Ontbossing, vermindering van natuurlijke schuilplaatsen en veranderingen in het waternetwerk vormen eveneens ernstige risico's voor deze gevoelige soort.
Een waar juweel van de Italiaanse biodiversiteit, de Savi's Salamander is endemisch voor het schiereiland en bezit werkelijk unieke eigenschappen: de bijzondere "unkenreflex", een verdedigingsgedrag waarbij hij zijn aposematische buik toont en de staart kromt om predatoren af te schrikken; de bijzondere bouw van de achterpoten met slechts vier tenen; en de trouw aan traditionele afzetplaatsen, waardoor hij kwetsbaar is voor zelfs minimale veranderingen in voortplantingshabitats.

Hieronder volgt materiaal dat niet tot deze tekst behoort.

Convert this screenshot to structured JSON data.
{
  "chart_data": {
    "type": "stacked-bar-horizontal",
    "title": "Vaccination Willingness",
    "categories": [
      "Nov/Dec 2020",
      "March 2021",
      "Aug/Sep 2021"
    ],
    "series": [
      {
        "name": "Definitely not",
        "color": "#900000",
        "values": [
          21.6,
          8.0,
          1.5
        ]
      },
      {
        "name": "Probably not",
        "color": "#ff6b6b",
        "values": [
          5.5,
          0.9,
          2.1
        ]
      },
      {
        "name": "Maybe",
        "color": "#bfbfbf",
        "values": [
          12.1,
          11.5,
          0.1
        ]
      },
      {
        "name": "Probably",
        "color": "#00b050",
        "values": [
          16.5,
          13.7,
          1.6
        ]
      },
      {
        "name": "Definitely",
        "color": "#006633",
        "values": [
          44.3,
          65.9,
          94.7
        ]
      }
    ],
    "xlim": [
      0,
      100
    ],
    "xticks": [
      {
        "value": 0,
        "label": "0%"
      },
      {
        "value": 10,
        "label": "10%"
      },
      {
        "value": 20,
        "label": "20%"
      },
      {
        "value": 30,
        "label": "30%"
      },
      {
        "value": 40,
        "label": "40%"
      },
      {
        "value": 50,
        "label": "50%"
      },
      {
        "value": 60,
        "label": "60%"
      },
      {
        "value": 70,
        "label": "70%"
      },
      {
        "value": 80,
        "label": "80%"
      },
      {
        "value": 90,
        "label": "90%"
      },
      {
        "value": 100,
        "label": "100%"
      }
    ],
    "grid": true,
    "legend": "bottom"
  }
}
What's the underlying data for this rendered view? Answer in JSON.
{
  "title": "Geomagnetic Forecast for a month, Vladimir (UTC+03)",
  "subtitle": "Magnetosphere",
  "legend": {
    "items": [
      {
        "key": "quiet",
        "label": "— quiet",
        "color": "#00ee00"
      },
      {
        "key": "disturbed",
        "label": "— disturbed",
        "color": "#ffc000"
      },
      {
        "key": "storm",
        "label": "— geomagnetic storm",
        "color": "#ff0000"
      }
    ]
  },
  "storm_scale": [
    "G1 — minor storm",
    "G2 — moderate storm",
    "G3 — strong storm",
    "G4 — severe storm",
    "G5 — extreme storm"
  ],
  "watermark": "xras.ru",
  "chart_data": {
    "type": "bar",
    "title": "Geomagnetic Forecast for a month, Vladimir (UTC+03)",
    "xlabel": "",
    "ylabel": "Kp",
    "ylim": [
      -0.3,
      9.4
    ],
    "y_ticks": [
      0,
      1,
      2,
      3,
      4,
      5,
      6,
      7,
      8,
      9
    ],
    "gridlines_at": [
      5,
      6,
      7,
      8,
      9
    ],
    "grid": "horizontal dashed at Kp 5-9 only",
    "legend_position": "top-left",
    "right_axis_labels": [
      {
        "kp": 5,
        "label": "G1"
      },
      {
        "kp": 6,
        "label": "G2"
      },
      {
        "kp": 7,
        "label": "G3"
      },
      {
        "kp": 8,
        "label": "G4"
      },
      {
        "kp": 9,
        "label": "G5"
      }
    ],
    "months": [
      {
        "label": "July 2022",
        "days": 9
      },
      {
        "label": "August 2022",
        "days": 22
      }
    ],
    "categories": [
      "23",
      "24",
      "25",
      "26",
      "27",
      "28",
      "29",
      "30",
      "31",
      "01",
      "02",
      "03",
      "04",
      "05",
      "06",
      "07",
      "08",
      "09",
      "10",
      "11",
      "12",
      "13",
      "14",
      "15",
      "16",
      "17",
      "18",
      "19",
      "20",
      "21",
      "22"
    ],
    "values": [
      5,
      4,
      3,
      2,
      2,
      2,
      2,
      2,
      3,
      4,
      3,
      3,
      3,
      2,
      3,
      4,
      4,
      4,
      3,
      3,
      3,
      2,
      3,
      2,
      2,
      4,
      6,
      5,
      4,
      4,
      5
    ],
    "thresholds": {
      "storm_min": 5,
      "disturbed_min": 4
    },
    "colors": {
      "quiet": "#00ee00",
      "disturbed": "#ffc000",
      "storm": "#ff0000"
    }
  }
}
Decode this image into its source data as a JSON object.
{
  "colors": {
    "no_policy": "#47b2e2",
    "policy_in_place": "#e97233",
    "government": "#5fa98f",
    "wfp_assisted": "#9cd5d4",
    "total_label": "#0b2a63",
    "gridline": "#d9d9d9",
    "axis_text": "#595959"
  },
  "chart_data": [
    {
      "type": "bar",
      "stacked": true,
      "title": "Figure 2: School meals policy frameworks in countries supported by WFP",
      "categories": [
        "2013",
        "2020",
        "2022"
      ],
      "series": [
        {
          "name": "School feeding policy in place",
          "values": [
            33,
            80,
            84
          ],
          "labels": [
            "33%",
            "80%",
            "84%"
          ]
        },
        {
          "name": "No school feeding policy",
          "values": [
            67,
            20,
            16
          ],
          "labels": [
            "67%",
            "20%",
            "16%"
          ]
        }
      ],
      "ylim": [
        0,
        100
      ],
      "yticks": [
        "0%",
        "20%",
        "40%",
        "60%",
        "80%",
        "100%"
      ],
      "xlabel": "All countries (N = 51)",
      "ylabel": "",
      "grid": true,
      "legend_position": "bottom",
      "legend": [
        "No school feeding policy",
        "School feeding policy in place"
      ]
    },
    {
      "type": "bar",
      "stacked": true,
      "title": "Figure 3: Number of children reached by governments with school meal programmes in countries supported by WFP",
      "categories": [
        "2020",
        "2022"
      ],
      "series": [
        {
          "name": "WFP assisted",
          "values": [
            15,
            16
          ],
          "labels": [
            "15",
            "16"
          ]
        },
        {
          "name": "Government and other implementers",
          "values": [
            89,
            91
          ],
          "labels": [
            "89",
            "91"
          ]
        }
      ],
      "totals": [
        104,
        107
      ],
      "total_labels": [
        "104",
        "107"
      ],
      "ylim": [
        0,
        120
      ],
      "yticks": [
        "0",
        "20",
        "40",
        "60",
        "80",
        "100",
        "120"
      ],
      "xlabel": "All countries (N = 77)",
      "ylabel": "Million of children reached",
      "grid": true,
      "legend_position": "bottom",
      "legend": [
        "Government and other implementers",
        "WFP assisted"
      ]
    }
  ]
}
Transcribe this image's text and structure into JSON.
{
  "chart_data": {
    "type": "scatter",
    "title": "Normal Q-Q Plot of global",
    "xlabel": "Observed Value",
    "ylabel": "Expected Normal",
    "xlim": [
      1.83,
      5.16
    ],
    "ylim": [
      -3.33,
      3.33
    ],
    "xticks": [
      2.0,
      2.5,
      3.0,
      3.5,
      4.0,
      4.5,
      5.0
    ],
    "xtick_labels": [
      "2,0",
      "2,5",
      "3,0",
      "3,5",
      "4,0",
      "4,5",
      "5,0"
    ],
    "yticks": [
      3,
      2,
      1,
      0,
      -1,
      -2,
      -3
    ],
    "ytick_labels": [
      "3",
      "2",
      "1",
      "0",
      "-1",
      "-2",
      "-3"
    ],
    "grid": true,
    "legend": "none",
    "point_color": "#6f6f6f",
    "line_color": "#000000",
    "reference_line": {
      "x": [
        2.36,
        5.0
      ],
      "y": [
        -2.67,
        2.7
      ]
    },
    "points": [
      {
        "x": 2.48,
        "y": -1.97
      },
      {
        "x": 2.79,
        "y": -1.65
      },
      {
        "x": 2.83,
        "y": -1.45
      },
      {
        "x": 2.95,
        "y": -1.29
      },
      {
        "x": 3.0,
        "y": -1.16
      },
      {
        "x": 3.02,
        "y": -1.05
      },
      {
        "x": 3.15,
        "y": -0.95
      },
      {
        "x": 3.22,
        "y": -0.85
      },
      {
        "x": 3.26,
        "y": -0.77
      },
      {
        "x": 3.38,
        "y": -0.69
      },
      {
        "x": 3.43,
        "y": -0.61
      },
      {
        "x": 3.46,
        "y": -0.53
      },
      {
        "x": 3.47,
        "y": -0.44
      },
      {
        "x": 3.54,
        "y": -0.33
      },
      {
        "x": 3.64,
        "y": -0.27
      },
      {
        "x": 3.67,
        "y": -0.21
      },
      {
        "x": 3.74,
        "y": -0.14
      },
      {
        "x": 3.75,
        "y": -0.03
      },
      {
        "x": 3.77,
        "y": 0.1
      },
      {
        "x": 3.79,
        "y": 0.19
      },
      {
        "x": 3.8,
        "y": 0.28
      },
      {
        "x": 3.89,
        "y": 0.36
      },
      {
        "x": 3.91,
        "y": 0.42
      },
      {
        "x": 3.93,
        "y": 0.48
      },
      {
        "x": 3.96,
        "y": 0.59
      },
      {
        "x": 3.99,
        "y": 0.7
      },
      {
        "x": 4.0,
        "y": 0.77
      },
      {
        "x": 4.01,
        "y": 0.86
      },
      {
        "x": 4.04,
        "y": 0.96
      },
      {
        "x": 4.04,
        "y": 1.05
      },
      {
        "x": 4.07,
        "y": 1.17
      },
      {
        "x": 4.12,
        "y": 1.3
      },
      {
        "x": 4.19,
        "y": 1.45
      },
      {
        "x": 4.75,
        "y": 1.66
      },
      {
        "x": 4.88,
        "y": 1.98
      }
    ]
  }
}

In West-Ligurië wordt de soort actief gemonitord om de demografische status, de connectiviteit tussen populaties en de effecten van milieuveranderingen te beoordelen.
Het voortbestaan van de soort hangt af van volledige bescherming van voortplantingsplaatsen, het behoud van bronnen en duurzaam bosbeheer: alleen op deze manier kan het voortbestaan van deze zeldzame en waardevolle soort voor toekomstige generaties worden gewaarborgd.